For Thanksgiving break, my family and I traveled to Florida, seeing both my dad’s mother in Jacksonville, and my mom’s side in South Florida.
Ever since I was real little, I’ve had a draw to the beach. I’ve fallen in love with the crashing of the waves, the feeling of sand, the warmth of the sun, and the breeze. I’ve come to love snow out in Colorado, but there’s just something special about water. Swimming underwater during a thunderstorm is one of the coolest things. During a late night walk on the beach, and tears filling my eyes, God placed a burden on my heart. He opened my eyes to seeing how I worry when I don’t need to, instead of going into prayer, I question what God is doing in and through me. The Lord put an image on my mind, that helped me see my walk with Him over my life.
Life is like the beach, but the difference is where we walk. Do we walk along the shoreline, or next to the bushes/grass at beginning of the beach, or are we swimming in the ocean? Those who pursue Him, will dive headfirst into the waters and swim towards the horizon. But many of us, keep returning to the shore. And I will admit first hand, that I return to the shoreline all too many times.
Some of us stay on the pier, never touching the sand, never pursuing anything further. Some of us live our whole lives only walking along the start of the sand, either paralyzed by the fear of the unknown, or never knowing they could go farther. As you begin to walk towards the ocean, the sand begins to thicken, seaweed clutters the ground, tangling your toes, and more seashells cover the sand. I think so many of us get to the edge of the water, and love the feeling of water rushing over our feet, but we become too scared to actually head deeper into His waters.
We become paralyzed by the unknown. We get too impatient with waiting. Instead of heading in, we run back to the sand. Some of us may never try swimming again.
“If I rise on the wings of the dawn, if I settle on the far side of the sea, even there your hand will guide me, your right hand will hold me fast.” Psalm 139:9-10
I would like to say I’ve always been one to dive deeper in Christ no matter the trials, but instead I’m one to run out of the water when times get too hard. One who spent many times walking along the thinnest part of the sand, not wanting to get any closer to Christ, staying away from Him. I’ve been one to cry out in my lowest moments, telling Him I’m done trusting, I’m done trying, and I’m doing life on my own. When setbacks happen, when losses occur, and when grief takes over, I run towards shore, rather than sitting in His waters of redemption and peace. There were several years filled with complete darkness, that I filled my life with materialistic things, and others, but my best friend, Elise came alongside me, and steered me back to the water. If I haven’t said it already, she’s a rockstar. (grateful for ya!) I realized that I couldn’t truly live without Jesus.
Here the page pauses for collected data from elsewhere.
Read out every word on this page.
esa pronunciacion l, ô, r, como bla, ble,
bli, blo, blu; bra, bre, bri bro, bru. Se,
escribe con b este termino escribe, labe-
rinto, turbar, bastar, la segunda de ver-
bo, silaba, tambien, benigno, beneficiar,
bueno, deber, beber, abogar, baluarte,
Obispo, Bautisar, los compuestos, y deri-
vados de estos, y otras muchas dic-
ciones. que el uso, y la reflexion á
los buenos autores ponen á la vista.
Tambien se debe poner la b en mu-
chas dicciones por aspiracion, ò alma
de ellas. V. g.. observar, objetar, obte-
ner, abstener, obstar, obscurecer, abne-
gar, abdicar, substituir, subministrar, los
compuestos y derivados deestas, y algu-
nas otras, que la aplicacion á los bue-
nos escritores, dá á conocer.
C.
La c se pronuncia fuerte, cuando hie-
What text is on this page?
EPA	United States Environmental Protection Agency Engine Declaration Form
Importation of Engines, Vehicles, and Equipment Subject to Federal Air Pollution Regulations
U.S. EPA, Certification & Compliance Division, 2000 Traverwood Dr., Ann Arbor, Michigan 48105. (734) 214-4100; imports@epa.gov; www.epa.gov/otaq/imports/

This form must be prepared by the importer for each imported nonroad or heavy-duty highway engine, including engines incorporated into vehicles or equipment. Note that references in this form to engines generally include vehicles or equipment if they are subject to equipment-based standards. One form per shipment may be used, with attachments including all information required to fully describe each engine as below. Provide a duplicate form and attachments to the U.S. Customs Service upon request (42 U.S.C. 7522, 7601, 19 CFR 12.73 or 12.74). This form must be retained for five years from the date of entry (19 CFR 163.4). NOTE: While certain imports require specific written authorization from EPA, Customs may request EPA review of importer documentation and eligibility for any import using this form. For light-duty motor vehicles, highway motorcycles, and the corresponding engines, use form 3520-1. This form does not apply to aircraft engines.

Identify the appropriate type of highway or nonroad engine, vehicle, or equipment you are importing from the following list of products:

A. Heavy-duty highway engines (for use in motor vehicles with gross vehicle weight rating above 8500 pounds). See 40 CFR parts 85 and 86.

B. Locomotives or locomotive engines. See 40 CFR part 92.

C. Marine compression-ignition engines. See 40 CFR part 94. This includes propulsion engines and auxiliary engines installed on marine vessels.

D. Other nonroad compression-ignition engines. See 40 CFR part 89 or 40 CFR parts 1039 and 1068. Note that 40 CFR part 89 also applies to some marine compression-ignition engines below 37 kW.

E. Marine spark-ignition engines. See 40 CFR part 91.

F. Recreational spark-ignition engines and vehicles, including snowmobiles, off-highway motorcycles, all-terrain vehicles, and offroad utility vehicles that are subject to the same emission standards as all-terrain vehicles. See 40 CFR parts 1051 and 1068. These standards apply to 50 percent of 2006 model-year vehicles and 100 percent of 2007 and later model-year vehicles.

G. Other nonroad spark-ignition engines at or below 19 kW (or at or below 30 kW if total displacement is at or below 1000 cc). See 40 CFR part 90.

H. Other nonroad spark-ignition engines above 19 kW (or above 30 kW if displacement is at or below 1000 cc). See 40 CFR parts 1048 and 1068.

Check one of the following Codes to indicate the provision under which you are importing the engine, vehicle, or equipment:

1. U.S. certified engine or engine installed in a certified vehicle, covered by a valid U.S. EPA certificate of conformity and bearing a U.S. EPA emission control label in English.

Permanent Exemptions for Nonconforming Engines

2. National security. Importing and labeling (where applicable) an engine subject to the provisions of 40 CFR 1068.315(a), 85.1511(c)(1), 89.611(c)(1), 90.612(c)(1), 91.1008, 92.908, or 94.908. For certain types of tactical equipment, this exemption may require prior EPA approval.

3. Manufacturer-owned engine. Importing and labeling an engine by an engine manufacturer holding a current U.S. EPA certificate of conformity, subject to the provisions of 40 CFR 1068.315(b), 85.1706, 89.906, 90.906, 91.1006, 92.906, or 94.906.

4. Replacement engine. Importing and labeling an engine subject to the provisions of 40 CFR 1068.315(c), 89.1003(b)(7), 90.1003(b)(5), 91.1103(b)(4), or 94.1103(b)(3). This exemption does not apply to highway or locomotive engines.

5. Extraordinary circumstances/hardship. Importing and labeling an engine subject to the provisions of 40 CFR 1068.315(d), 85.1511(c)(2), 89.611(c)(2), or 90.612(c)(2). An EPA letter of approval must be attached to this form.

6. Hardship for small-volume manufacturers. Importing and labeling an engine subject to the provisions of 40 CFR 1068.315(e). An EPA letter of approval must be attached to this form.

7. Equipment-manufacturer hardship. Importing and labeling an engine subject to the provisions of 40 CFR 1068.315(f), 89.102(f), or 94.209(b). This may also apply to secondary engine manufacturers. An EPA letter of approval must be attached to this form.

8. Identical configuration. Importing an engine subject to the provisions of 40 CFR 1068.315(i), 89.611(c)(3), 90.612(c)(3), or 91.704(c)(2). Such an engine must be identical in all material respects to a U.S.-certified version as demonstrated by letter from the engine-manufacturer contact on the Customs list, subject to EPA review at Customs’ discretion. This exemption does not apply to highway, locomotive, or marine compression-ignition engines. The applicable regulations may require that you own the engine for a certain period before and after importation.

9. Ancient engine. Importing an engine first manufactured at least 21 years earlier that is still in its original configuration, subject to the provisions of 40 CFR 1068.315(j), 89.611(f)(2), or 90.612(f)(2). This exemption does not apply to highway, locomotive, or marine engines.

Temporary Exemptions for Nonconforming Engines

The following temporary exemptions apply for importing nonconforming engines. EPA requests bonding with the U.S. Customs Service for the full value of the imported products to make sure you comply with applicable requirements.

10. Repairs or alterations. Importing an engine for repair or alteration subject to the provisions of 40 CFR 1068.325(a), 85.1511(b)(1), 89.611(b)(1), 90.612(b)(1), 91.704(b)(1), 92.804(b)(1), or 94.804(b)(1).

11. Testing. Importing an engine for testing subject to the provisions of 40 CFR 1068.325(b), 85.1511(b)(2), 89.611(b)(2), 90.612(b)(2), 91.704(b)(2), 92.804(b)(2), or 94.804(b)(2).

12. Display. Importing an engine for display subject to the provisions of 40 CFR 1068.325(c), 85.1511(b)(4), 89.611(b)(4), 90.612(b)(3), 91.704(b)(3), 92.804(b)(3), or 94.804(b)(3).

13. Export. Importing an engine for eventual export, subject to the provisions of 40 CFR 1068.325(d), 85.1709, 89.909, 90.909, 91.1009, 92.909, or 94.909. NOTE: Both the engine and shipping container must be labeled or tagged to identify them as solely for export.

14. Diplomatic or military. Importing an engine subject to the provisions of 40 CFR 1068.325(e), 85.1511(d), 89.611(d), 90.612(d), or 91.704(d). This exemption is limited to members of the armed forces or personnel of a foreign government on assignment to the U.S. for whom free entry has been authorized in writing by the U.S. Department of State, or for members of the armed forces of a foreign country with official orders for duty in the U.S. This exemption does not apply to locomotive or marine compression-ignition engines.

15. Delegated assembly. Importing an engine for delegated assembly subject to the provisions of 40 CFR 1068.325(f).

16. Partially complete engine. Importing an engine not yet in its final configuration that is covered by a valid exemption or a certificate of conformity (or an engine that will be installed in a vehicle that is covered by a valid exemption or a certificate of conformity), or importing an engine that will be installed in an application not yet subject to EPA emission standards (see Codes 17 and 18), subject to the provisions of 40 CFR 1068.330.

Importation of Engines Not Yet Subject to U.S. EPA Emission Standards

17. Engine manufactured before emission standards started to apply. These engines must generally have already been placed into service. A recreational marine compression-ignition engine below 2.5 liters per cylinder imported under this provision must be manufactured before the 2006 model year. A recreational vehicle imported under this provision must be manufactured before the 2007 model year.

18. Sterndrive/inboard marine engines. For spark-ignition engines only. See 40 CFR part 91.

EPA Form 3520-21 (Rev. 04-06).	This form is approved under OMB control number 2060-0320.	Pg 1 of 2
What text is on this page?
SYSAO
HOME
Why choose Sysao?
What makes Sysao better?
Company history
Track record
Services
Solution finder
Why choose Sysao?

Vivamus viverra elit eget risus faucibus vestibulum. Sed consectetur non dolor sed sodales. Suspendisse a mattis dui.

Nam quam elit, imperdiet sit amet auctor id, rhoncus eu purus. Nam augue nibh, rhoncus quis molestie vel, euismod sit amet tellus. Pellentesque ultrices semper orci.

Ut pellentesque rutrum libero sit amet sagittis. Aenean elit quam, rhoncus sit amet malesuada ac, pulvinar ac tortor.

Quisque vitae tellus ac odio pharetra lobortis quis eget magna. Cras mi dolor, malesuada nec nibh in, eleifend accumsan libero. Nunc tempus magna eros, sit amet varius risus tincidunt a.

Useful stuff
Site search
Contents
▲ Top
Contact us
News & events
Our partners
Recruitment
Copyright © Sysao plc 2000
“When you pass through the waters, I will be with you; and when you pass through the rivers they will not sweep over you.” Isaiah 43:2
There’re still times where it feels like waves keep pummeling me, but Jesus comes and picks me up. Teaching me that trials will still occur throughout my life, but instead of running away from Him, to draw near and He will fill me with peace. He will never let me drown, never let me fail, and never leave me alone when it feels like sharks are surrounding me. I like to think trials are like sharks, they will always be apart of our lives, but when we face them head-on with Jesus, they will not destroy us, and not consume us.
His waters of redemption, forgiveness, faithfulness, and patience are never-ending. And as the Sun rises ever morning, it’s a reminder to keep swimming to the horizon, where one day we’ll be reunited with Christ in Heaven.
Walking along the beach, listening to the album Greater: by Jess & Gabriel (!!!!), and hearing the waves crash, made me realize that I don’t fully trust God. I know He has a plan for me, I know that in my heart, but when trials surround me, I doubt. Currently going through a time where more unknowns for the future and present fill my head, than knowns, but learning to swim in His grace is key to being at peace. Still haven’t quite figured that out yet, but working on it. And lastly, I really missed the beach.
No successful tan lines this trip, but how crazy cool the beach really is.
God is so so cool for creating imagery to help us see His steadfastness at all times. No matter how lonesome a sea full of sharks can be, He is present.
Praying for those of y’all who’re also going through trials, that you may experience peace, and learn to keep swimming, rather than returning to the shore.